Dave Winer is someone who knows a thing or two about Big Ideas: he’s the inventor of RSS, the very first podcaster and one of the earliest bloggers. A tireless advocate for the independent publisher, Winer has also had a long-running fixation on what he calls the future-safe web:
“The concern is that the record we’re creating is fragile and ephemeral, so that to historians of the future, the period of innovation where we moved our intellectual presence from physical to electronic media will be a blank spot, with almost none of it persisting. If, for example, this website were to persist, you would be able to read these words, at their permanent address, many years into the future.”

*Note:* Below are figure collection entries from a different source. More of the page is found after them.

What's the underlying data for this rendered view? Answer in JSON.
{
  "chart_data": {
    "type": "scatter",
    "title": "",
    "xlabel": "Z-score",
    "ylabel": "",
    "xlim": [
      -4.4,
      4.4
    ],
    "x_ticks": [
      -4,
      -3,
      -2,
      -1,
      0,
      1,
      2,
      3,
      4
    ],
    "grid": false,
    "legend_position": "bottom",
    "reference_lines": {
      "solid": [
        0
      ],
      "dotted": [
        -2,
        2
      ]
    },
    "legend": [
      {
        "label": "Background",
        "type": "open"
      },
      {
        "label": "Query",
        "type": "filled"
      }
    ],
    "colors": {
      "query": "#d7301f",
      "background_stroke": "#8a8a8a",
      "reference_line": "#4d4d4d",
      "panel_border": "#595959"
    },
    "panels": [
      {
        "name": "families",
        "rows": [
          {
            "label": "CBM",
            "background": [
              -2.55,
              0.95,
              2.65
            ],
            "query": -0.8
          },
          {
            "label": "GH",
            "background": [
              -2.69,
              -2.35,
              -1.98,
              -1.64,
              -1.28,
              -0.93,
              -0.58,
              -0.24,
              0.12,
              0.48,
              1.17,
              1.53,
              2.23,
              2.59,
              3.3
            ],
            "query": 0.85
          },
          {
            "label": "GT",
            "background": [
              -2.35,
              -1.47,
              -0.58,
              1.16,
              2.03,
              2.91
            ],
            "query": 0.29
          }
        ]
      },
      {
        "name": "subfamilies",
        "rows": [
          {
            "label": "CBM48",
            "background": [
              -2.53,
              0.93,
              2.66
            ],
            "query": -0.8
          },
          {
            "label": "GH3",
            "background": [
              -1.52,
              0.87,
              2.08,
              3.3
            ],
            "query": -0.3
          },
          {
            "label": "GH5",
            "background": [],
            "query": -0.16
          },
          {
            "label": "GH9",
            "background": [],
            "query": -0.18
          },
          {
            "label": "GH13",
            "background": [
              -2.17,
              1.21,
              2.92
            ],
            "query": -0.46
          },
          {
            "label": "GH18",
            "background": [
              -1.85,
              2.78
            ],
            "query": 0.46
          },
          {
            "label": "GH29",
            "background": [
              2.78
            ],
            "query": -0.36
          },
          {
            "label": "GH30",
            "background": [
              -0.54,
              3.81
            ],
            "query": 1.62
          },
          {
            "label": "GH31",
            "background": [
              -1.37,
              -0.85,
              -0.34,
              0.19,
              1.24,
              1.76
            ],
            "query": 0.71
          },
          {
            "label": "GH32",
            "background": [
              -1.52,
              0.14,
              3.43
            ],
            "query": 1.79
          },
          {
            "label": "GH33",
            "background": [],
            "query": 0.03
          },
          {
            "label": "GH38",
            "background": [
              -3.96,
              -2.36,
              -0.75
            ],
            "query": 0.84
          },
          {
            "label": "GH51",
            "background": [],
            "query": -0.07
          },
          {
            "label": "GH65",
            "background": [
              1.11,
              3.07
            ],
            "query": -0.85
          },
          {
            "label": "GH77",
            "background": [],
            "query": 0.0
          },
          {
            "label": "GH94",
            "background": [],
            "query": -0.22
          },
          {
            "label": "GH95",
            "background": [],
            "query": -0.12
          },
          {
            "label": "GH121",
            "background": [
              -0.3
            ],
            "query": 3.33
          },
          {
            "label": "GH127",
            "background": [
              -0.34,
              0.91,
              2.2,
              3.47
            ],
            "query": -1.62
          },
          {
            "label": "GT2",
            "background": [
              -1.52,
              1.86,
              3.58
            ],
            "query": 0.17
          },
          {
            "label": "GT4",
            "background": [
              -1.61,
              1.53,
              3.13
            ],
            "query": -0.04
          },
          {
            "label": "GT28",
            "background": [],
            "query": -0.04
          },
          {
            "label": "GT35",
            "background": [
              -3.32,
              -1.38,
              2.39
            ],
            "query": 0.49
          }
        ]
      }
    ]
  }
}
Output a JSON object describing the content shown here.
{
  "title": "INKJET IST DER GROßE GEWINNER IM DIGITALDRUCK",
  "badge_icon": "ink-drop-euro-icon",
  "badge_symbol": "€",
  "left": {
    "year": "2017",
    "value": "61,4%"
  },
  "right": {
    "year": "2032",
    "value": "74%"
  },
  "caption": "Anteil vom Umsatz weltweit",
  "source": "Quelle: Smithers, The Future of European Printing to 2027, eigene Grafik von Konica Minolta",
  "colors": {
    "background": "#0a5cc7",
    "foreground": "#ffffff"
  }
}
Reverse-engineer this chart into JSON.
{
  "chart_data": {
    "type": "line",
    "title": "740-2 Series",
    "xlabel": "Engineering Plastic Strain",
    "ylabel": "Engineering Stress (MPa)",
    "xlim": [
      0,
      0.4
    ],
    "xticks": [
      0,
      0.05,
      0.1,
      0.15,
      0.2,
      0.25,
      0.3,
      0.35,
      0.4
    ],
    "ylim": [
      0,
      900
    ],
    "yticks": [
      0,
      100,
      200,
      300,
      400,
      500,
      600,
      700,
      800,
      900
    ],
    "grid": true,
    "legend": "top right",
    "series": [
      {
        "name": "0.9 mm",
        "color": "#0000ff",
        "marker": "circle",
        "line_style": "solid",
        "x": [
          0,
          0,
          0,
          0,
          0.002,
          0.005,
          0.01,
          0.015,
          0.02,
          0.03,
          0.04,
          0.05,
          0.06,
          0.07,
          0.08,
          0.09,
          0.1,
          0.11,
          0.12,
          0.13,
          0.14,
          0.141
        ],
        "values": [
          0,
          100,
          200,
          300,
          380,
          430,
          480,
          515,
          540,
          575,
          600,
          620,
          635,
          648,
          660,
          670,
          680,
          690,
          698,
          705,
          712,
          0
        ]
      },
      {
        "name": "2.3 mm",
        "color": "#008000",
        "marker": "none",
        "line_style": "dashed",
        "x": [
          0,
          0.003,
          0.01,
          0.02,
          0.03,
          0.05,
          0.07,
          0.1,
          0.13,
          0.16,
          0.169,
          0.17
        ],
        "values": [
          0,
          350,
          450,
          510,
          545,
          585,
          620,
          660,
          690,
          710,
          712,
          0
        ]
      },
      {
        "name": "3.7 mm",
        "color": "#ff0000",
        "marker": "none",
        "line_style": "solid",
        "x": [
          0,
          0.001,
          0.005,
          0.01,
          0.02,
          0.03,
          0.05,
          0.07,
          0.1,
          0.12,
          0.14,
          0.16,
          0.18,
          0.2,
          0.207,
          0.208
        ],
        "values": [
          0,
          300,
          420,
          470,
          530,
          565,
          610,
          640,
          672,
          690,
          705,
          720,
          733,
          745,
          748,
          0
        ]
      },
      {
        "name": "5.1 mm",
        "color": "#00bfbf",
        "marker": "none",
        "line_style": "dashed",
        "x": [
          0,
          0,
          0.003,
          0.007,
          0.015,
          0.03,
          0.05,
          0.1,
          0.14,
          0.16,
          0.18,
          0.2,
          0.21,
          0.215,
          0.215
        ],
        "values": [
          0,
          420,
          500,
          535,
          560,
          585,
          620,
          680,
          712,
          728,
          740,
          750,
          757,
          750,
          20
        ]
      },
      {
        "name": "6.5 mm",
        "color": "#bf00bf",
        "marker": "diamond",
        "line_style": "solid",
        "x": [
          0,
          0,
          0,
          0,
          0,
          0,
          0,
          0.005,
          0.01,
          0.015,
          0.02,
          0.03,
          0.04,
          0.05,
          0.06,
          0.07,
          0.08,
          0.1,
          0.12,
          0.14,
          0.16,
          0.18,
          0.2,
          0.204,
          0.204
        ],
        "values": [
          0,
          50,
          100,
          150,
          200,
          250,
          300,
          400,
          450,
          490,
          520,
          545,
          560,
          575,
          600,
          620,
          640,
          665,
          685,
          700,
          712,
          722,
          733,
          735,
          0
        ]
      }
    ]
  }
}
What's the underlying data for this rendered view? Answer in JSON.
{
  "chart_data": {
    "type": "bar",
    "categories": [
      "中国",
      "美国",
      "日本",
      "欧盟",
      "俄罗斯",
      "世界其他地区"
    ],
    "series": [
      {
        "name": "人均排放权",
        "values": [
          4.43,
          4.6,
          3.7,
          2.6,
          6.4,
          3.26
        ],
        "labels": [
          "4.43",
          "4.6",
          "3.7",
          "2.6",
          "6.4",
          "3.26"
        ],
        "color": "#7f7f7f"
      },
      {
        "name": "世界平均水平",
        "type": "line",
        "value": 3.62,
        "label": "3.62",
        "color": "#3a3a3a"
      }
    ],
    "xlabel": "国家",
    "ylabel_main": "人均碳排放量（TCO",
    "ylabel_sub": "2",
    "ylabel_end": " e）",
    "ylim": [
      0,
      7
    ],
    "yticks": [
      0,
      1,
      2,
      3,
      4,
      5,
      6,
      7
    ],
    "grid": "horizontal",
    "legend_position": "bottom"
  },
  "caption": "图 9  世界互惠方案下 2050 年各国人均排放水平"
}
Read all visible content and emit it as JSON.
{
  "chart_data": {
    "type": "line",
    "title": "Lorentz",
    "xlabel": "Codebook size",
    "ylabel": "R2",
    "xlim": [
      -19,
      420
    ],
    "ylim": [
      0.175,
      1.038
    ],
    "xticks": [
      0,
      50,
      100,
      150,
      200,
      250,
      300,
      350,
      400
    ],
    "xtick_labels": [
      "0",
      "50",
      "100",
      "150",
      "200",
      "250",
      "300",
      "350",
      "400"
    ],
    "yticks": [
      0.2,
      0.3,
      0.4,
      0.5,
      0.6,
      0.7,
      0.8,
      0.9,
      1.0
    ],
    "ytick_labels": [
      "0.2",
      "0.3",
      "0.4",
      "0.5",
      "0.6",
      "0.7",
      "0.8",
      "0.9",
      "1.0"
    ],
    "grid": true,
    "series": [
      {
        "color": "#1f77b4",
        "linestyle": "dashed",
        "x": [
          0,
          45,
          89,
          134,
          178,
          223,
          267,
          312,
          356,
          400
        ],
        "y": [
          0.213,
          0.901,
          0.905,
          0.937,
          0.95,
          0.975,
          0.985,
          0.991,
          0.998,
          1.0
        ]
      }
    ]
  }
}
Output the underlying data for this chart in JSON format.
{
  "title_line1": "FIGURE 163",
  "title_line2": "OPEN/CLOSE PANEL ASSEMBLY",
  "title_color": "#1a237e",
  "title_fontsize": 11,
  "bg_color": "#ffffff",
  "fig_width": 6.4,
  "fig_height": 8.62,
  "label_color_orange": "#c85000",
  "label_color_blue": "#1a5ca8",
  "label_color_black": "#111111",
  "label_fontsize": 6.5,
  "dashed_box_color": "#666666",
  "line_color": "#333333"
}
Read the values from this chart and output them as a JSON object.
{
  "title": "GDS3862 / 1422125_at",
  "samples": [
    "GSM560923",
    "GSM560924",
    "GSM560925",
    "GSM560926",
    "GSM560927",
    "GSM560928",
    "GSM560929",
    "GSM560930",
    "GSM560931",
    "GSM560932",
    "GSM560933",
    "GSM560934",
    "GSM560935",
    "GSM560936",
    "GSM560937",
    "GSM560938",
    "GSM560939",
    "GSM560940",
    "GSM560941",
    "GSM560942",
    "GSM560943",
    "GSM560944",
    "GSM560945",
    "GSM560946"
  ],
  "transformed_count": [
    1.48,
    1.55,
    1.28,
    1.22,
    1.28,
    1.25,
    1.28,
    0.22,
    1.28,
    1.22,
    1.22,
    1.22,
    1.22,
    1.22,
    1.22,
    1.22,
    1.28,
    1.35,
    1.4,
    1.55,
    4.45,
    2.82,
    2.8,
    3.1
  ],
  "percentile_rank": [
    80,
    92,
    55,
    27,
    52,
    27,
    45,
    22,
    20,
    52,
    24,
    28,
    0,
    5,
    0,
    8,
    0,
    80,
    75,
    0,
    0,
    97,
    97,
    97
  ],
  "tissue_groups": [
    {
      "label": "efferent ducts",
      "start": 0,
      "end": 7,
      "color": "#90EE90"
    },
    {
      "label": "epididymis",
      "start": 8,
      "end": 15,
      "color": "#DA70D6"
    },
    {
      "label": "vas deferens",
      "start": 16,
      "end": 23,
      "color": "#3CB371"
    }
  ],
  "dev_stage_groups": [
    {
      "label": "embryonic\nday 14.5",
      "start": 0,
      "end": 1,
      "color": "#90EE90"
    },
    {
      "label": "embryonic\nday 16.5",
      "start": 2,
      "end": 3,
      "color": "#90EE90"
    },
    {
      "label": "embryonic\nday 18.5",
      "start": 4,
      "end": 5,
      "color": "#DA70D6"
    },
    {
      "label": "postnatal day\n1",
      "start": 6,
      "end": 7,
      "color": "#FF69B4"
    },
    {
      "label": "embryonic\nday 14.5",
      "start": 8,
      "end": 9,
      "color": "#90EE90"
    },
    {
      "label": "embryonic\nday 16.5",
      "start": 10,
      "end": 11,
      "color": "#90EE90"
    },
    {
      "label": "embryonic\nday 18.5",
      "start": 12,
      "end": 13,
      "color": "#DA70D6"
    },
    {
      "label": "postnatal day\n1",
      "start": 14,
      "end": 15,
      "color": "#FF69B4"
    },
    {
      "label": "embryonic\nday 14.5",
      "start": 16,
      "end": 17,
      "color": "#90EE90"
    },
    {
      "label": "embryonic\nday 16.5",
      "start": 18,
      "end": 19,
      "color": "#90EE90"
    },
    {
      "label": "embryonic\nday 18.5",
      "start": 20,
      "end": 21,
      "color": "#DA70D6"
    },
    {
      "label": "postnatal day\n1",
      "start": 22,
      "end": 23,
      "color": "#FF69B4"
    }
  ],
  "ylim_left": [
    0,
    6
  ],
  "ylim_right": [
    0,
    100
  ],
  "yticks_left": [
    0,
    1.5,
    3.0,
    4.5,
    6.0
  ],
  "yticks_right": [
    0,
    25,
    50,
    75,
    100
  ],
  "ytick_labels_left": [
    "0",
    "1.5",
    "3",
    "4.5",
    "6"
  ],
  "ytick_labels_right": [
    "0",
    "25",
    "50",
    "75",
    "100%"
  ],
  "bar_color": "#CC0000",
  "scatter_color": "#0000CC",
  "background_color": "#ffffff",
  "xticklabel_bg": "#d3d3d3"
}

If Dave Winer wants to get the web to a place where future-safety is a possibility, at least on an opt-in basis, he’ll do it. His track record has proven that much, at least.
II.
And now here’s an article from February about people who delete their tweets after a few days. Author Robin Sloan is quoted as such:
“I have to admit that I cannot remember, with perfect clarity, the moment I decided I was going to be a tweet deleter,” he says. “I assume I was taking a spin back through old tweets and decided, ehh, this is not a great contribution to the historical record.”
The 140 character limit of a tweet naturally encourages brevity and occasionally informality in discourse. There’s way less gravitas compared to a Medium post and an infinite amount less than, say, walking up and nailing your blog post to the door of a church. Turns out: the life span of a post on Fusion is at least seven months.
III.
If you could record your whole life, would you do it? Would you go back and relive those moments? Would you painstakingly maintain ever-expanding data structures to accommodate the flow of data? Is the archive valuable to you or your family or historians or (more likely) as a data point in a massive aggregate for advertisers? Conversely, if you could wash it all away, would you? No more #tbt, no more nostalgia, no regrets.
Computers are really, really good at remembering things and have been for a long time. But as technology has evolved, we have gone from merely using computers to inhabiting them. The idea that your online presence is distinct from your real-world identity is laughable to the average American 16 year old. So while it’s natural for humanity to see the computer age as an opportunity to get a do-over for the Library of Alexandria, it also makes sense to have our online interactions more closely model our day-to-day.